Research has proven that sound is closely tied to memory. Alive Inside, a documentary made by Dan Cohen, experimented with music as a platform for memory triggers for Alzheimer’s patients. The music played was at some point familiar to the patients, and allowed them to reconnect to memories seemingly and subconsciously forgotten due to their disease. Music has the remarkable ability to remind us of experiences we may have forgotten, buried deep within a subconscious realm. Ziad Foty, a Palestinian-American understood this, and yearned to create a poignant, music-inspired documentary about his father, Fuad Foty who finally returned to the West Bank after 40 years away.

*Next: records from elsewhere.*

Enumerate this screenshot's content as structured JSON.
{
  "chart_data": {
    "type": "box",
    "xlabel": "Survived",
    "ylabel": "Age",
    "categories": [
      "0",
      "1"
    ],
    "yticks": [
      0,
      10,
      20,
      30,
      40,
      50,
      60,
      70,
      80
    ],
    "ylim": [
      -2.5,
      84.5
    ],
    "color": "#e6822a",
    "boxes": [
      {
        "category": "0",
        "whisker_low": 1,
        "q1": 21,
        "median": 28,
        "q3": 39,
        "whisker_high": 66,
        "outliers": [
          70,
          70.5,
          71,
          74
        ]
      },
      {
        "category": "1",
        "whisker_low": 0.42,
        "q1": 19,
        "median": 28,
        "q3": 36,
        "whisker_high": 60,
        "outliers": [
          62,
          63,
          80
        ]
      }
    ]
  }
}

Return to Ramallah narrates as Fuad, a musician who currently resides in Washington DC, finally revisits his native Palestine in June 2014. His story, which will resonate with the many Palestinians who left their home, began shortly after the 1967 war, when his family uprooted to the US. The Oud, a key instrument in Arabic music, functioned as a form of emotional coping for Fuad; a way to process the acute violence he witnessed as a young adolescent. Through his music, Fuad expresses a distinct sense of pride and connection to his homeland that, despite the years and miles that separated him, remained intact.
To help fund the documentary’s various travel and crew expenses, Ziad created a crowdfunding campaign in 2014. An eloquently told, poignant story of that ethereal feeling of disconnected belonging, the documentary also weaves in the journey of countless other Palestinians who, like Fuad, left their country behind, only to return years later to a much different place.